Business Standard had reported earlier that the power sector financing was at cross roads with empty projects pipeline and bludgeoning NPAs. PFC’s loan sanction has come down by 41 per cent from 2012-13 to Rs 46,600 crore in the last financial year. The loan disbursement has shown a 27 per cent downward trend in PFC in the past four financial years.
According to PFC officials, the pipeline of big-ticket generation projects is empty. As for the portfolio of independent power projects based on conventional fuel, 18-20 Gw capacity is without any power purchase agreement. In the past five years, no generation project has achieved financial closure, according to market data. The company said six new NPAs were added during FY16. “I am optimistic that in a couple of years, existing NPAs might get an upgrade upon resolution of policy issues by government initiatives and equity tie-up,” said M K Goel, chairman of PFC.
At Rs 1.33 lakh crore, PFC, along with Rural Electrification Corporation (REC), is the largest lender to the state electricity boards, which are now cumulatively battling debt exposure of Rs 4 lakh crore. The Ujwal Discom Assurance Yojana aims to restructure this debt by floating sovereign guaranteed bonds at market rates. It also restricts future borrowings by the states from these lenders and banks till their respective discoms turn around financials and operations.

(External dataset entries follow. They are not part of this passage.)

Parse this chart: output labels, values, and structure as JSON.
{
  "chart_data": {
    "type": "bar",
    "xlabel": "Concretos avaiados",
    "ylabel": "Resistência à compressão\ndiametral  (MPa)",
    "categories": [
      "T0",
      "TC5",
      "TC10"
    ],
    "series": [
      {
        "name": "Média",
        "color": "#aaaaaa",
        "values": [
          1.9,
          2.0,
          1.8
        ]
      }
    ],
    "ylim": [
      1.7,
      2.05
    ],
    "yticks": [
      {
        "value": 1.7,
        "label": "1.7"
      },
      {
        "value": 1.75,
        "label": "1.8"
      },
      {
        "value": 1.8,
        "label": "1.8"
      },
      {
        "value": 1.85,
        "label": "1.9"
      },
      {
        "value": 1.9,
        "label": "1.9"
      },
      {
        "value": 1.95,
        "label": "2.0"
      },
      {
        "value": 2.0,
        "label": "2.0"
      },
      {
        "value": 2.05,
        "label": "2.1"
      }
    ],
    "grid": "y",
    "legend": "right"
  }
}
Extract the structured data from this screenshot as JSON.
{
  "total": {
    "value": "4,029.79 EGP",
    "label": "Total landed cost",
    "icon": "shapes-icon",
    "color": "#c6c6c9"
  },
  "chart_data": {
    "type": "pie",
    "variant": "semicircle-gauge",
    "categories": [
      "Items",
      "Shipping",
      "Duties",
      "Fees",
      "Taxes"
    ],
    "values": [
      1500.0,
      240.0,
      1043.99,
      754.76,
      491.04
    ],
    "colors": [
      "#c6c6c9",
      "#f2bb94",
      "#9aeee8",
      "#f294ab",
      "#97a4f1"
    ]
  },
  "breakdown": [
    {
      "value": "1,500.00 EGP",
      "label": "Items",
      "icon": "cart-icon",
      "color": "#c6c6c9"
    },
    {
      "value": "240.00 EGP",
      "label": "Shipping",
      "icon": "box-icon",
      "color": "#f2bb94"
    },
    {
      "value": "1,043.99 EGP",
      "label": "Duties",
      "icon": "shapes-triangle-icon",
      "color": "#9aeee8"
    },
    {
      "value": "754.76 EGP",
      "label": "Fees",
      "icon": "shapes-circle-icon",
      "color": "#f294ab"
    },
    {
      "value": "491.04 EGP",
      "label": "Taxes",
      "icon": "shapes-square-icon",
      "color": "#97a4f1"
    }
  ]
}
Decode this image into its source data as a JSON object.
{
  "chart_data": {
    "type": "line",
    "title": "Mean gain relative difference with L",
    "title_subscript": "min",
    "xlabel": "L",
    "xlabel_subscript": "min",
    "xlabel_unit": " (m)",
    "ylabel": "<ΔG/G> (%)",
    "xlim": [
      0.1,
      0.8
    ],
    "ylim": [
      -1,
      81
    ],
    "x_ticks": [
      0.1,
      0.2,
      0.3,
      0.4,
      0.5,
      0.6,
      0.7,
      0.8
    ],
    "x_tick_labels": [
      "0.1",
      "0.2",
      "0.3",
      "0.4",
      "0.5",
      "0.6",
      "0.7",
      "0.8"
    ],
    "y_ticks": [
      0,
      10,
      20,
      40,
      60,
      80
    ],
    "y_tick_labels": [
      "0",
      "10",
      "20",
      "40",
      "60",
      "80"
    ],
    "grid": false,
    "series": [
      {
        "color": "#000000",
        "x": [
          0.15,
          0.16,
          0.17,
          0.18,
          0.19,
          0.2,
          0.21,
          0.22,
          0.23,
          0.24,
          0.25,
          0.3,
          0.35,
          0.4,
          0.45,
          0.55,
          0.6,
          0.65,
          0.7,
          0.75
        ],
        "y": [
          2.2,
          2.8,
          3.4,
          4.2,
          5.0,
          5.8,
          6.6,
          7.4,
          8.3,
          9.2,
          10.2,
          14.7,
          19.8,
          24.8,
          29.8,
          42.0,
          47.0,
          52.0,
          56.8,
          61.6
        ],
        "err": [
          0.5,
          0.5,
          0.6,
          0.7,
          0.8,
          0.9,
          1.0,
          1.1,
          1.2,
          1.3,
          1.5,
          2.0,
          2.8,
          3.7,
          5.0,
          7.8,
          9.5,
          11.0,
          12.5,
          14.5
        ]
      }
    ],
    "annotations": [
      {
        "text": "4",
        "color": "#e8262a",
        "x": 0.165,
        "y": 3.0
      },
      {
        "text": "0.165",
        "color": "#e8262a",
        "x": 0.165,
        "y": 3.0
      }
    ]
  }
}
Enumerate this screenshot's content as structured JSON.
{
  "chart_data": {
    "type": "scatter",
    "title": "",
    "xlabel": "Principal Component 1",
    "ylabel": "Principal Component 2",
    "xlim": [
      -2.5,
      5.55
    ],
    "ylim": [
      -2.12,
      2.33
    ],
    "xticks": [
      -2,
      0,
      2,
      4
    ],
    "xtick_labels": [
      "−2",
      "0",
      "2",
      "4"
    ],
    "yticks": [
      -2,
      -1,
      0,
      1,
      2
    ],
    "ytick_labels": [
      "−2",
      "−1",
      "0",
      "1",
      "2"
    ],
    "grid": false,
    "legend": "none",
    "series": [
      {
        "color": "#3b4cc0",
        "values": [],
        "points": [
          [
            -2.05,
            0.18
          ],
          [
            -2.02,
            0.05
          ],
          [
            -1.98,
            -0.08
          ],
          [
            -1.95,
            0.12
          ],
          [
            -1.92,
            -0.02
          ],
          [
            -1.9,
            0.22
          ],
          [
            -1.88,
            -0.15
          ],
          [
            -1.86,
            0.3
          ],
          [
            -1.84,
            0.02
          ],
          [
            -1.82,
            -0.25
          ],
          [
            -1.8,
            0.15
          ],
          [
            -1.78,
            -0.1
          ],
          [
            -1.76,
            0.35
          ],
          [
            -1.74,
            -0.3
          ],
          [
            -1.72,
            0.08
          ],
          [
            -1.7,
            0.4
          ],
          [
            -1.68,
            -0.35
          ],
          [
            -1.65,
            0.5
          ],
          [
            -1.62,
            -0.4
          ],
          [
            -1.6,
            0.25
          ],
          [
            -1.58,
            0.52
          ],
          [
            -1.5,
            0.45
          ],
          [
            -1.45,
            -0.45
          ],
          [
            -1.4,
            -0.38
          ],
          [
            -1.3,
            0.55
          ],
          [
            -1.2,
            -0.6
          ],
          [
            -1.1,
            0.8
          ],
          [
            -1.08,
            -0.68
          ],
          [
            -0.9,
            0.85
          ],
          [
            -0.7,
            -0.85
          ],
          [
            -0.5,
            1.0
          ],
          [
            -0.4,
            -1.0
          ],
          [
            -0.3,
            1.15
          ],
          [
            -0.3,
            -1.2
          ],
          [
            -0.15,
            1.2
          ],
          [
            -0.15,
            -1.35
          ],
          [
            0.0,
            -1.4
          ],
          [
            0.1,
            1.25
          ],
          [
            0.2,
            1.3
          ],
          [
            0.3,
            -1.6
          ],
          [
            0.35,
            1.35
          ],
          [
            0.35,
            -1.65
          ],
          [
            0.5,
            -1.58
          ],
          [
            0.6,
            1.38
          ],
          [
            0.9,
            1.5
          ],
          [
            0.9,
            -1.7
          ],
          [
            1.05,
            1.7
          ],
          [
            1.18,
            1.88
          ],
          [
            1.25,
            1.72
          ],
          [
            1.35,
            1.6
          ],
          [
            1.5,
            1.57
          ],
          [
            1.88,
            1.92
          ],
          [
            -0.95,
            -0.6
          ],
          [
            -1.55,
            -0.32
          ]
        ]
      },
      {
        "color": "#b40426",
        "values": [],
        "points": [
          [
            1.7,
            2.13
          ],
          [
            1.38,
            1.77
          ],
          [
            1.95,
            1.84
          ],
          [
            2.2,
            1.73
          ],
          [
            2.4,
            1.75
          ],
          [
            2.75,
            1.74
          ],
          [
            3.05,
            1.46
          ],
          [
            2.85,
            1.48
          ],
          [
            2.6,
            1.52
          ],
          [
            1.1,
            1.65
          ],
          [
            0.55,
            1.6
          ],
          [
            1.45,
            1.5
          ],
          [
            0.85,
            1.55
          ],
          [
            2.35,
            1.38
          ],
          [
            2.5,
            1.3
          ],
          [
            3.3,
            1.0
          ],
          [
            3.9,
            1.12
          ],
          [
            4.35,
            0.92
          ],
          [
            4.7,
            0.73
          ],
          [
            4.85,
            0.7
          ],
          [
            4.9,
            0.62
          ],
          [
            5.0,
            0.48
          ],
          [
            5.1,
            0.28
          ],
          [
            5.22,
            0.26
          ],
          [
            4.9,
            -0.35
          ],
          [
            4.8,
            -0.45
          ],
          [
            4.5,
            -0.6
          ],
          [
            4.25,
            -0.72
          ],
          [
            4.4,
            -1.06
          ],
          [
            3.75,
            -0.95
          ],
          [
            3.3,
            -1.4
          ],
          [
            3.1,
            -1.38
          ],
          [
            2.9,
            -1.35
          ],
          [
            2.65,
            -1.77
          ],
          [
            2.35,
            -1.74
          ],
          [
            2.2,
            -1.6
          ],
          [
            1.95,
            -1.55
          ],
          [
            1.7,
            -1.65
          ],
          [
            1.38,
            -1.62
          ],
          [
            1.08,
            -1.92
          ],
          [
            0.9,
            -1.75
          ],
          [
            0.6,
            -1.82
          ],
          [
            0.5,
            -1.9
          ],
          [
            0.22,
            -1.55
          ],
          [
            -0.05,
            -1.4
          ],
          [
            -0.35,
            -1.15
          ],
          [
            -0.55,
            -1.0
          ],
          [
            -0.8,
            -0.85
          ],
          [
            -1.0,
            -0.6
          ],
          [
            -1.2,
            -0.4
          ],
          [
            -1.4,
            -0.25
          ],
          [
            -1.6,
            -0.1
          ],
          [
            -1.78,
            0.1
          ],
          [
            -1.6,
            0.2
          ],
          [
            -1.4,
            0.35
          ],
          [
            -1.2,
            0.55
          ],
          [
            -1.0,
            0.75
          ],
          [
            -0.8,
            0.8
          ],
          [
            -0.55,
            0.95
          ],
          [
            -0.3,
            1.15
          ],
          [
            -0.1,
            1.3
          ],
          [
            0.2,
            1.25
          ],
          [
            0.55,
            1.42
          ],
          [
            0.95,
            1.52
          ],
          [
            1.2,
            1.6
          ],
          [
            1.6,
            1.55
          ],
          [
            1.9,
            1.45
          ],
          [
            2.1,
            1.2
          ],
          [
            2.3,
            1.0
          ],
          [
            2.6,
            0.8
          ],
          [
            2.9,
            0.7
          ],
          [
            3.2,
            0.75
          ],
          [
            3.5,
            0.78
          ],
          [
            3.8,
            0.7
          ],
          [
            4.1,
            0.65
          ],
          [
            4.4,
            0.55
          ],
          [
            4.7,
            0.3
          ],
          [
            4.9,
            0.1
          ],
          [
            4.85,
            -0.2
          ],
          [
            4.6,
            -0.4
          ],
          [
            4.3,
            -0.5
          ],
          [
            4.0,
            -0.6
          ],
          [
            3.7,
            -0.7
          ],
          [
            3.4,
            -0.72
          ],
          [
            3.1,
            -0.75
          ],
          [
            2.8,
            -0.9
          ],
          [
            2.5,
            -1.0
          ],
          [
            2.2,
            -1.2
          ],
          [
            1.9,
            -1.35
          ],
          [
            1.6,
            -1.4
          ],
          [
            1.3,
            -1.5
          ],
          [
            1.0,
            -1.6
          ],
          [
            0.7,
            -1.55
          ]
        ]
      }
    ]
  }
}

Religare in its report in May 2016 said it expects continued pressure on loan growth and margins of PFC along with further asset quality deterioration over the next 2-3 years.
“The market has already discounted that both PFC and REC will suffer till the discoms turn around. As for generation projects, the amount of loan to these projects under restructuring tells the tale clearly. There are projects in the market for sale, but there are no takers,” said a senior power sector expert based in Delhi.
PFC’s restructured assets stood at Rs 32,260 crore as of March 2016, out of which 56 per cent were already commissioned.
“Out of the total restructured assets, Rs 11,550 crore are likely to be upgraded to standard in 2016-17 and the balance will likely be upgraded to standard asset in FY18,” said the company.
“Loans given to SEBs are under restructuring, but stressed assets close to 20,000 Mw are still facing payment issues due to pendency in operations and regulatory issues. It is indeed worrisome that the NPAs are rising and projects are not changing hands despite being on sale. The whole idea is to wait for the demand to pick up,” said another power sector analyst.